Mantan Rektor Universitas Diponegoro ini bilang jangan sampai ada intoleransi dan radikalisme. Bila ada intoleransi dari dosen dan mahasiswa, akan diberikan peringatan dan ditindak, ujar Nasir. Kementerian Riset, Teknologi dan Pendidikan Tinggi (Kemenristekdikti) bersama pimpinan perguruan tinggi (PT) di seluruh Indonesia terus berupaya untuk mencegah berkembangnya paham radikalisme di perguruan tinggi.
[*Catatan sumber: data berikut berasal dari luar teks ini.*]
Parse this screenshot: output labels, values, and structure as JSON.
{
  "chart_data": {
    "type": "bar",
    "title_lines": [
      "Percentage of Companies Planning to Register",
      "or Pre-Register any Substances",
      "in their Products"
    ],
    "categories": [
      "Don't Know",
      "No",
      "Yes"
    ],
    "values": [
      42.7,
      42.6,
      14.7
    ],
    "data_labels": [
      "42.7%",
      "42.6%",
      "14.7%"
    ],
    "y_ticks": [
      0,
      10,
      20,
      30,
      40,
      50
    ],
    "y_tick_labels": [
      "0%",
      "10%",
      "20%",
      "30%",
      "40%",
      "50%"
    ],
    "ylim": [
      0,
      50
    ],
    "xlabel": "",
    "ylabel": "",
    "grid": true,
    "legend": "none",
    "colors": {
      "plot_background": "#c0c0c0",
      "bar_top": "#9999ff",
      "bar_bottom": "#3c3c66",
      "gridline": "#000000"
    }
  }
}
Hal ini disampaikannya di sela-sela rapat koordinasi pengelolaan keuangan PTN.

Selain itu, Nasir juga mengatakan akan berkoordinasi dengan Kementerian Pendayagunaan Aparatur Negara dan Reformasi Birokrasi untuk memberikan tindakan tegas terhadap aparatur sipil negara (ASN) yang terlibat dalam kegiatan radikalisme. Menristekdikti juga meminta para rektor untuk mengawasi dengan lebih baik organisasi-organisasi yang memiliki potensi menyebarkan paham radikal di lingkungan kampus.

Sebelumnya, ia mengatakan telah mengintruksikan para rektor agar memberhentikan sementara dosen atau petinggi kampus yang dianggap ikut serta dalam menyebarkan paham teroris. Dan hasil koordinasi dengan beberapa universitas didapati beberapa nama sudah diberhentikan secara sementara.